To what extent do the conditions of South East Queensland waterways impact the use and enjoyment of these waterways?

  • How important are waterways to the South East Queensland community?
  • To what extent do the conditions of waterways contribute to the use of these waterways?
  • Which waterway attributes encourage or discourage people from using waterways?

Questions feature seven-point Likert scale questions (1 = Strongly Disagree to 7 = Strongly Agree), open text boxes, and distance pins on maps. The survey is administered through a 20-minute online survey hosted by Queensland University of Technology (Key Survey). Survey respondents are recruited using panel data (more than 3000 people per year) and are adults (18+) living in South East Queensland. It is designed to provide a representative subsample of the population within each catchment. 

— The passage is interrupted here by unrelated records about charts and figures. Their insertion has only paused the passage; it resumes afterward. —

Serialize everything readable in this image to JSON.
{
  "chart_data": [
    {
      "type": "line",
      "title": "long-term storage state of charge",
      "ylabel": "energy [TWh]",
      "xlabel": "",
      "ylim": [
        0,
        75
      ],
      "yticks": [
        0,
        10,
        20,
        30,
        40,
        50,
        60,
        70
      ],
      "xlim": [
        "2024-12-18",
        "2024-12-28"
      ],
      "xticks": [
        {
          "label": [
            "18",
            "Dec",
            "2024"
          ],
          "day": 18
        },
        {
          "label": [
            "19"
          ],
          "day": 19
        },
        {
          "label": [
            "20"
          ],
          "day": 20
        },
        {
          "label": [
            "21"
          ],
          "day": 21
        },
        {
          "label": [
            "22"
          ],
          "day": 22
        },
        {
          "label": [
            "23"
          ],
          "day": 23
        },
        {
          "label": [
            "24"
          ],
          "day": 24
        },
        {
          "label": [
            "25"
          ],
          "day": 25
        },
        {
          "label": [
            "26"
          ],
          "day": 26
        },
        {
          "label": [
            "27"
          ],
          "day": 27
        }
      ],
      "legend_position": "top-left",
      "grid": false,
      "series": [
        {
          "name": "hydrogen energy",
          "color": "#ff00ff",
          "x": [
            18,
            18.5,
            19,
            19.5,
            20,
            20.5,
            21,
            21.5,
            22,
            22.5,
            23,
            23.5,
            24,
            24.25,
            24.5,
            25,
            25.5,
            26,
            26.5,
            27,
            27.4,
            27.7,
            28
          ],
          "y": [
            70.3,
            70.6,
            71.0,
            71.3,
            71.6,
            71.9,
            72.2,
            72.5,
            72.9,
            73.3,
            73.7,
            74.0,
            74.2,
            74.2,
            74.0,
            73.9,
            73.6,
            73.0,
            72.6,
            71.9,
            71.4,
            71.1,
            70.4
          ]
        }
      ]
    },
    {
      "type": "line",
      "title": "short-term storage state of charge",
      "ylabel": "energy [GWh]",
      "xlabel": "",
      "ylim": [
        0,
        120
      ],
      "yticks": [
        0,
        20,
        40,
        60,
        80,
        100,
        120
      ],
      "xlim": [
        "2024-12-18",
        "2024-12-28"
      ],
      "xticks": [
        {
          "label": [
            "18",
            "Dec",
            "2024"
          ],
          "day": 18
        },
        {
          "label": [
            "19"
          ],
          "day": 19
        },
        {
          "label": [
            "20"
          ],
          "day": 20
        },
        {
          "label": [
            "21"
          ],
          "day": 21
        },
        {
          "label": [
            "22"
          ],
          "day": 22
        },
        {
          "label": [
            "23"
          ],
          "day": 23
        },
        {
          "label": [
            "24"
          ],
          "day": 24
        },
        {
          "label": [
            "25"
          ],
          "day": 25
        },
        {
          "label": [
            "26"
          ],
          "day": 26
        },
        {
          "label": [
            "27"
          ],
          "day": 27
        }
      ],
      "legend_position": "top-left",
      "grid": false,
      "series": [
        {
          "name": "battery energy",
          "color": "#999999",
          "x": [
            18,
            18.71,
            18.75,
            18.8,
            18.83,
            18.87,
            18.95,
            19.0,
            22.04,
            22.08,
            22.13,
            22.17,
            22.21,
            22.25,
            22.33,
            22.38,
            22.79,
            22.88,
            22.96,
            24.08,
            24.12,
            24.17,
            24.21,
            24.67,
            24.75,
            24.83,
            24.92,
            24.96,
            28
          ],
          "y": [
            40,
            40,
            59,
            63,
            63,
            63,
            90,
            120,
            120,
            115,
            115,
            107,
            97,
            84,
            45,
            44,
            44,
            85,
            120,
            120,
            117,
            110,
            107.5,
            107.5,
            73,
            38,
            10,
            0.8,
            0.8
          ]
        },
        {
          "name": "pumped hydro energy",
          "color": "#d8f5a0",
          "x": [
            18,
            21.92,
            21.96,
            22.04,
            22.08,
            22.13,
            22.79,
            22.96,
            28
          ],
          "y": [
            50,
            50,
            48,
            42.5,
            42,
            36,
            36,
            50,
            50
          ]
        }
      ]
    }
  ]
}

Riparian Vegetation Mapping

The extent of freshwater riparian vegetation is mapped every three years (or when new data is available) using Landsat satellite imagery (SLATS). It is defined as the Foliage Projection Cover (FPC) (essentially woody vegetation) present within a 50m buffer zone adjacent to the freshwater edge. Resolution is at 30m2 pixels. The stream network was derived from the Queensland Governments (25m x 25m) Digital Elevation Model for the region with a stream initiation threshold of 0.1km (product of the Healthy Land and Water “Stream Order Mapping” study, due to be updated in 2017). 

Environmental modelling

A suite of environmental models help our members determine sustainable pollutant loads and set achievable environmental targets for waterway management in our catchment, estuaries and Moreton Bay.

Estuarine and bay water quality modelling
The TUFLOW model simulates water levels, speed and direction, temperature, salinity and suspended sediment and water quality processes. The model has been built to respond to tidal movements, atmospheric pressure and benthic roughness as well as pollutant loads from the SOURCE catchment model.

Catchment pollutant modelling
‚ÄčThe SEQ SOURCE Catchments Model enables Healthy Land and Water to quantify pollutant loads from catchments and understand the effect of management interventions in reducing those loads over time. This modelling platform was developed by a team of leading Australian hydrologists from research organisations and industry. The model allows predicted loads to be used as a measure of catchment pressure.